An unforgiving kart racer dressed up as a kids game
gameplay 85 / story 50 / graphics 80 / sound 50
DISCLAIMER: Gamelust were given a copy for Rally Racers by developers West Coast Software. This does not affect our opinion on the game whatsoever.
It’s not often whacky racing games release on Steam but when they do a lot of pressure falls upon the title to ensure gamers are given the Mario Kart fix they’re desperately craving so when a racing game about a Welsh rugby player tasked to beat his evil brother comes swerving around the corner (see what I did there) there’s no doubt I’ll be ready to review it.
So what’s Rally Racers like? Well, for starters, odd is the first word that springs up; booting up the game was a strange yet interesting experience as I was prompted to follow the tutorial through which taught me the basics of kart racing.
One thing I noticed right off the bat was the handling of Rees’ (the main character) buggy which was poor to say at the least; after earning some coin from a race (coming 4th) I invested in upgrading the handling, making it easier to turn corners.
The upgrade system, in general, is hands down the greatest achievement in Rally Racing as it provides players with a worthwhile goal to work towards such as improving the handling or acceleration and the prices aren’t too steep.
Each one unique in their own way while some are two routes making them two separate maps together although these maps are great and all the boundaries are (in my opinion) too short and I often find myself being respawned due to these. This renders the companion Twigg useless as his ability is to gain extra speed off the track.
What sets Rally Racers apart from other games in the genre is the work needed to complete the game. Take Mario Kart, for example, a favorite amongst many for being a title you can pick up and play, clearing the game in 25 hours whereas Rally Racers requires you to grab the oranges (collectibles), pull off stunts and come 3rd, 2nd or 1st in the race all of which you will most likely find doing in three separate matches.
Vehicles are the bread and butter of Rally Racers with a selection of five to choose from and while it’s possible to purchase these cars with money there is the option to win them through gaining gold in all aspects of a race. To accompany the vehicles are 8 companions each with their own unique ability (and corny description). For example, Ruff the dog can gain you extra stunt points or Ossi the giraffe who gives you more boost fuel. Again these cost gold and at a pricy 2500, you might want to consider picking your pet carefully before blowing your cash all out on these whacky animals.
Drivers are also available to purchase which not only allows you to play as them but reduces the frequency of how much they’ll attack you with powerups which is a nice touch. The maps are detailed with a healthy amount of flora and fauna scattered around the map and the variation is incredible. You could be on a sunny island or an icy mountain.

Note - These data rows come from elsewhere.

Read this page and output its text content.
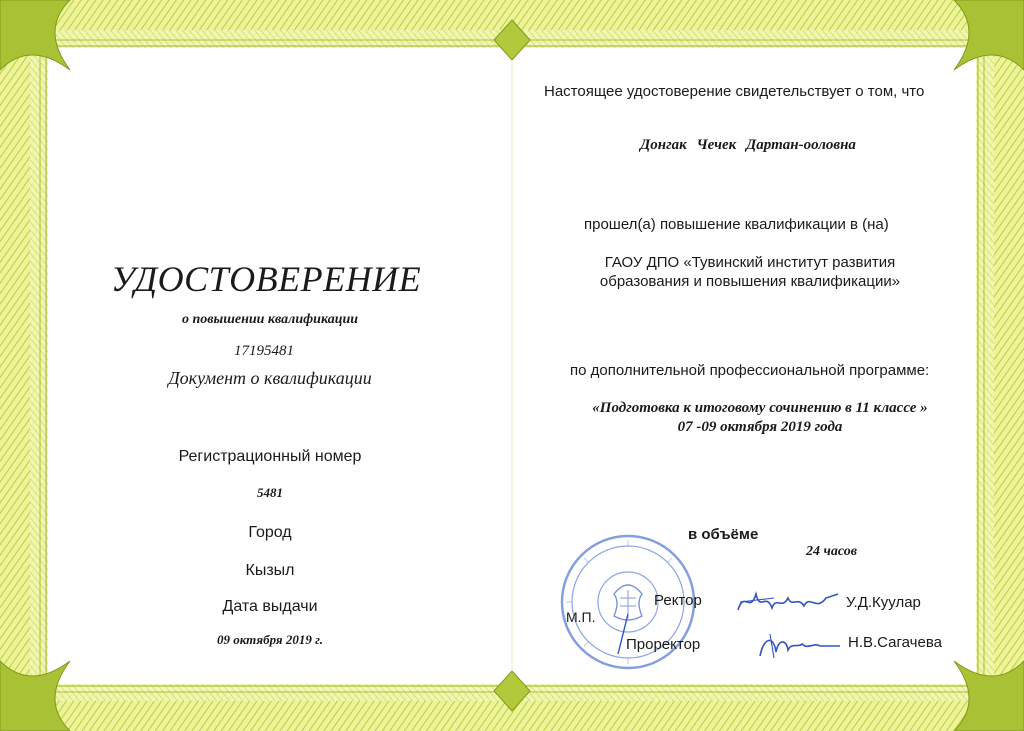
УДОСТОВЕРЕНИЕ
о повышении квалификации
17195481
Документ о квалификации
Регистрационный номер
5481
Город
Кызыл
Дата выдачи
09 октября 2019 г.
Настоящее удостоверение свидетельствует о том, что
Донгак Чечек Дартан-ооловна
прошел(а) повышение квалификации в (на)
ГАОУ ДПО «Тувинский институт развития
образования и повышения квалификации»
по дополнительной профессиональной программе:
«Подготовка к итоговому сочинению в 11 классе »
07 -09 октября 2019 года
в объёме
24 часов
М.П.
Ректор
Проректор
У.Д.Куулар
Н.В.Сагачева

This work can be off-putting for casual players which urges me to tell anyone thinking of buying this as a Mario Kart alternative to look elsewhere, however, a great game can be found here. The sense of accomplishment as you dominate your AI counterparts on the track is a feeling I cannot put into words and Rally Racers definitely delivers on this sensation although this feeling doesn’t come very often to the absurd powerups that can make or break 1st place. Take the freeze ray for example; if an AI manages to land a hit on you during a corner and you fall off track you can kiss goodbye to that lead you had for 2 laps.
I would also like to mention that the game does contain the option to bypass the immense amount of grinding needed by offering the option to buy coins but never did I once had to buy these in order to progress through the game.
And that’s what I love about this title, the simplicity can turn into a tough race against a group of ruthless computers. Rally Racers has been a captivating experience that’s led me to the philosophy it’s a game on the surface, a game for kids but in truth, it’s an unforgiving kart racer that will push your strategy skills to the limit. Would I recommend it? Yes and although it did have a few bugs here there and despite the weak storyline and repetitive music/ ambiance there’s still a niche in the game that makes it a worthwhile experience.